As you can see very little land was left to the Turks and, more importantly, everybody else, including the other people of the former empire were given something. Point one: everybody is against the Turks.
The treaty was never put in pratice because the Turkish nationalist movement, led by Ataturk, won the Turkish War of Independence against the western proxies (mainly Greece) and also what remained of the Ottoman Empire. Instead it was signed the Treaty of Lausanne which said that the western powers would have kept all the rest of the Ottoman Empire land but Turkey would have kept all Turkish lands. So, nothing would have gone to Greece, Armenia or the Kurds. The losers were obviously not happy, and especially the Kurds which did not have any land elsewhere.
Point two: the Turks are surrounded by enemies. And also Point three: Turkey is not simply repressing the Kurds, Turkish and Kurdish people are continuing a conflict started by the fall of the Ottoman Empire.
Turkey is a modern state
Ataturk, the father of Turkey, started a series of reforms to make Turkey a modern country similar to the western ones1. In particular is was inspired by France and their secularization. A crucial component of this process is a national education that create a national identity to form a nation. Did I say nation? This imply, if not to overtly suppress minorities, at the very least to suppress and diminish their culture. As others have mentioned everybody did it, Turkey is simply doing it in the wrong century or is doing it for too short of a time, depending on how you look.
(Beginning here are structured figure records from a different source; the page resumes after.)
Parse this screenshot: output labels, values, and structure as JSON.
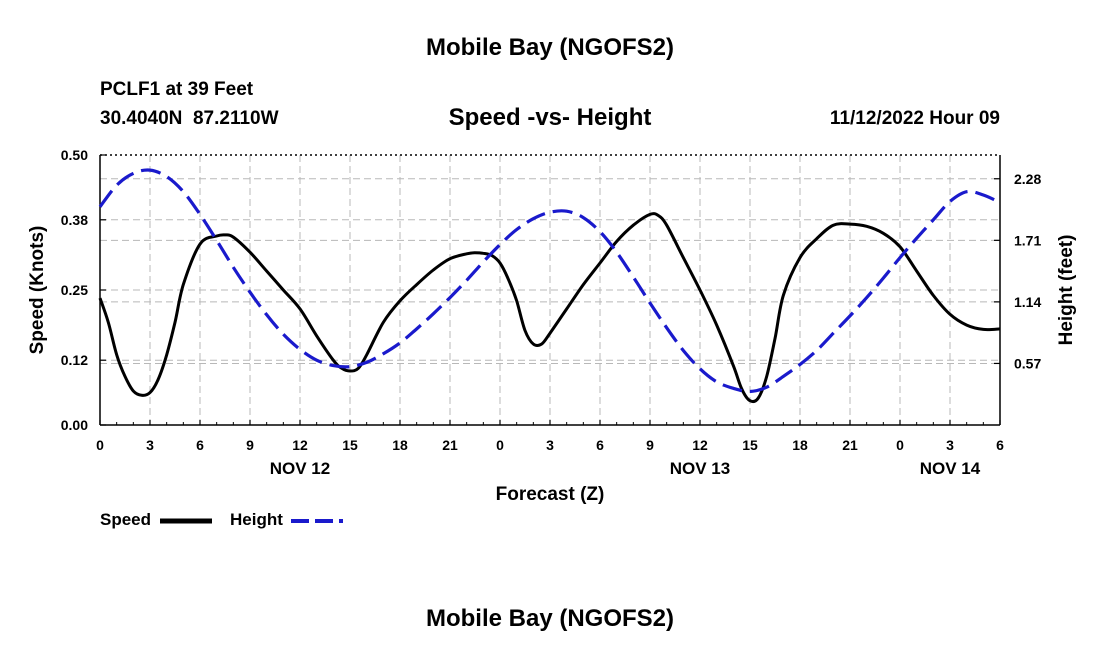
{
  "header": {
    "title": "Mobile Bay (NGOFS2)",
    "station_line": "PCLF1 at 39 Feet",
    "coords_line": "30.4040N  87.2110W",
    "subtitle": "Speed -vs- Height",
    "timestamp": "11/12/2022 Hour 09"
  },
  "footer": {
    "title": "Mobile Bay (NGOFS2)"
  },
  "chart_data": {
    "type": "line",
    "title": "Mobile Bay (NGOFS2)",
    "subtitle": "Speed -vs- Height",
    "xlabel": "Forecast (Z)",
    "ylabel": "Speed (Knots)",
    "y2label": "Height (feet)",
    "x_unit": "forecast hours from 11/12/2022 00Z",
    "xlim": [
      0,
      54
    ],
    "x_ticks": [
      0,
      3,
      6,
      9,
      12,
      15,
      18,
      21,
      24,
      27,
      30,
      33,
      36,
      39,
      42,
      45,
      48,
      51,
      54
    ],
    "x_tick_labels": [
      "0",
      "3",
      "6",
      "9",
      "12",
      "15",
      "18",
      "21",
      "0",
      "3",
      "6",
      "9",
      "12",
      "15",
      "18",
      "21",
      "0",
      "3",
      "6"
    ],
    "date_labels": [
      {
        "x": 12,
        "label": "NOV 12"
      },
      {
        "x": 36,
        "label": "NOV 13"
      },
      {
        "x": 51,
        "label": "NOV 14"
      }
    ],
    "ylim": [
      0,
      0.5
    ],
    "y_ticks": [
      0,
      0.12,
      0.25,
      0.38,
      0.5
    ],
    "y_tick_labels": [
      "0.00",
      "0.12",
      "0.25",
      "0.38",
      "0.50"
    ],
    "y2lim": [
      0,
      2.5
    ],
    "y2_ticks": [
      0.57,
      1.14,
      1.71,
      2.28
    ],
    "y2_tick_labels": [
      "0.57",
      "1.14",
      "1.71",
      "2.28"
    ],
    "grid": true,
    "legend_position": "bottom-left",
    "series": [
      {
        "name": "Speed",
        "axis": "left",
        "color": "#000000",
        "style": "solid",
        "x": [
          0,
          0.5,
          1,
          1.5,
          2,
          2.5,
          3,
          3.5,
          4,
          4.5,
          5,
          6,
          7,
          7.5,
          8,
          9,
          10,
          11,
          12,
          13,
          14,
          14.5,
          15,
          15.5,
          16,
          17,
          18,
          19,
          20,
          21,
          22,
          22.5,
          23,
          23.5,
          24,
          24.5,
          25,
          25.5,
          26,
          26.5,
          27,
          28,
          29,
          30,
          31,
          32,
          33,
          33.5,
          34,
          35,
          36,
          37,
          38,
          38.5,
          39,
          39.5,
          40,
          40.5,
          41,
          42,
          43,
          44,
          45,
          46,
          47,
          48,
          49,
          50,
          51,
          52,
          53,
          54
        ],
        "values": [
          0.235,
          0.19,
          0.13,
          0.09,
          0.063,
          0.055,
          0.06,
          0.085,
          0.13,
          0.19,
          0.26,
          0.335,
          0.35,
          0.352,
          0.348,
          0.32,
          0.285,
          0.25,
          0.215,
          0.165,
          0.12,
          0.105,
          0.1,
          0.105,
          0.13,
          0.19,
          0.23,
          0.26,
          0.287,
          0.308,
          0.317,
          0.319,
          0.318,
          0.314,
          0.3,
          0.27,
          0.23,
          0.175,
          0.15,
          0.15,
          0.17,
          0.215,
          0.26,
          0.3,
          0.34,
          0.37,
          0.39,
          0.388,
          0.37,
          0.31,
          0.25,
          0.185,
          0.11,
          0.067,
          0.045,
          0.05,
          0.09,
          0.16,
          0.24,
          0.31,
          0.345,
          0.37,
          0.372,
          0.368,
          0.355,
          0.33,
          0.285,
          0.24,
          0.205,
          0.185,
          0.177,
          0.178
        ]
      },
      {
        "name": "Height",
        "axis": "right",
        "color": "#1a1acc",
        "style": "dashed",
        "x": [
          0,
          1,
          2,
          3,
          4,
          5,
          6,
          7,
          8,
          9,
          10,
          11,
          12,
          13,
          14,
          15,
          16,
          17,
          18,
          19,
          20,
          21,
          22,
          23,
          24,
          25,
          26,
          27,
          28,
          29,
          30,
          31,
          32,
          33,
          34,
          35,
          36,
          37,
          38,
          39,
          40,
          41,
          42,
          43,
          44,
          45,
          46,
          47,
          48,
          49,
          50,
          51,
          52,
          53,
          54
        ],
        "values": [
          2.02,
          2.22,
          2.33,
          2.36,
          2.3,
          2.16,
          1.95,
          1.71,
          1.46,
          1.23,
          1.02,
          0.84,
          0.7,
          0.6,
          0.55,
          0.54,
          0.58,
          0.66,
          0.76,
          0.89,
          1.03,
          1.18,
          1.34,
          1.51,
          1.67,
          1.81,
          1.91,
          1.97,
          1.98,
          1.92,
          1.79,
          1.6,
          1.37,
          1.13,
          0.9,
          0.69,
          0.52,
          0.4,
          0.34,
          0.31,
          0.35,
          0.45,
          0.56,
          0.69,
          0.85,
          1.01,
          1.18,
          1.36,
          1.55,
          1.73,
          1.9,
          2.07,
          2.16,
          2.13,
          2.06
        ]
      }
    ]
  }
}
Multiethnic empires did not need to have a uniform culture, because only the king and/or nobility mattered, people had no power. But in modern countries they matter, political and personal identities are important, even in multinational states. Kurdish identity was competing with the Turkish identity and as such was an obstacle to become a modern country. This answers the first question: the Ottoman Empire did not care about their people, while Turkey is their people.
Point four: a common identity is a need for a modern nation.
It should also be noted that while Turkey attempted to imitate France, the strong secularization was very controversial and it still is. This and other things led to many periods of martial law, Coup d'état and the like. Again poltiical turmoil is not surprising in modernizations, it happened everywhere. But the fact this has occured in recent times helps to understand why Turkey might still be in the very nationalistic phase of modernity.
The answer to the question why the Turks did not want the lose part of their territory by granting independence to the Kurds is in part self-evident. In the sense that nobody want to be weak, and in part connected to point 1 and 2. They would not only lose territory but they feel they would gain a new enemy.
Today and the future
You might think that this answers the question of why they acted this way in the past, but not today, because this is a different time. Many modern countries have stopped repressing minorities. To understand this, you have to remember that history matters to politics and identity. Everybody else in the region is still quite aggressive, for instance see the bizarre Macedonian naming dispute started by Greece.
Furthermore the Kurds are also influenced by the situation on the ground. Many people, including obviously the Kurds, talk about Kurdistan as if it were one thing. In reality there are strong political and organizational differences between the Kurds living in different countries, they all have their own parties and militias.
The change of attitude toward minorities works both ways, the Kurds do not need Kurdistan to survive and mantaining their own identity. This lead to a complex game: let's say you would give Kurds independence, if the alternative is a civil war, but if you just wait a few years there might not be a civil war. So what do you do? A little repression, to lessen the Kurdish identity, but not too much, to avoid a civil war? It's hard for both government and people to decide what to do.
However the situation actually improved and it seemed we were close to peace: Solution process. But history bit again and the Syrian Civil War led to a new period of conflict. So, depending on how this evolve, the peace process could continue and Kurds in Turkey could have better times, but we have to wait and see.
1 The first version of the paragraph was mixed-up. Thanks to bregalad for pointing it out.